L’EAP, lo ricordiamo, è un prodotto molto diffuso nei paesi anglosassoni e adottato da oltre in 90% delle società quotate su Fortune 500. Esso consiste in una linea verde multi-servizi dedicata all’azienda, attiva 24 ore su 24, con possibilità di assistenza psicologica finalizzata al superamento di situazioni di impasse o di decision making. La finalità dell’EAP è di migliorare il work/life balance, ridurre l’assenteismo, aumentare la contribuzione sul lavoro: in breve, migliorare l’engagement tra azienda e dipendente come asse portante dell’intera organizzazione. L’incontro del 4 luglio si è incentrato quindi su un confronto attivo tra relatori di diverse nazionalità, che hanno messo in luce punti di convergenza e di divergenze delle varie culture europee. Un ringraziamento particolare va al management di Vodafone Italia, nella persona del dott. Tito Chini, che ha portato in sede di confronto con altri attori europei un esempio di best practice del nostro Paese.
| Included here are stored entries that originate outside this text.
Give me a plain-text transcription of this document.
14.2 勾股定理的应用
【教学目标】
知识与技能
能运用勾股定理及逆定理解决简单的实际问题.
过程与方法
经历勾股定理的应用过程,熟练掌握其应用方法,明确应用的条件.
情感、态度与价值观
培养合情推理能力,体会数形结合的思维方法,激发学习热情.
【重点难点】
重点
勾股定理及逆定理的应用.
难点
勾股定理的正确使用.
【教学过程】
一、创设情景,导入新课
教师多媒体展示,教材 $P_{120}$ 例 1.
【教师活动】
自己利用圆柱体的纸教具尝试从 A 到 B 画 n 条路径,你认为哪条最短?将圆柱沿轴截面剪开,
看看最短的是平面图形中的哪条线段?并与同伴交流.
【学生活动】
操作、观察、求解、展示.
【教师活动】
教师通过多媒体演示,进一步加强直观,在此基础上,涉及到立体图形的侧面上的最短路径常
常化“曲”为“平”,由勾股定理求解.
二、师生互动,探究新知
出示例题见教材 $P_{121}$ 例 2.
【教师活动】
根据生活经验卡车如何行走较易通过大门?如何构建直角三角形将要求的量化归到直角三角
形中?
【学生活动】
Sempre in tema di welfare aziendale, abbiamo molto apprezzato l’articolo
apparso su Repubblica il 16 luglio scorso, dal titolo “Le imprese conoscono
il valore del ‘benessere’”. In questo articolo vengono
descritte le iniziative delle società multinazionali
che meglio promuovono il benessere e l’engagement dei loro dipendenti.
I programmi di wellness, in passato considerati al pari di un “bonus”,
sono diventati infatti un imperativo strategico per le società
che puntano all’eccellenza. La creazione di un ambiente di lavoro flessibile
aumenta infatti la creatività e l’iniziativa personale,
con un aumento della contribuzione sul lavoro e una riduzione dell’impatto
dei fattori stressogeni sui dipendenti. Il welfare aziendale è un approccio
del tutto contrario alla linea di pensiero cresciuta nel corso degli anni Ottanta,
in cui veniva promosso un approccio “aggressivo” verso il lavoro.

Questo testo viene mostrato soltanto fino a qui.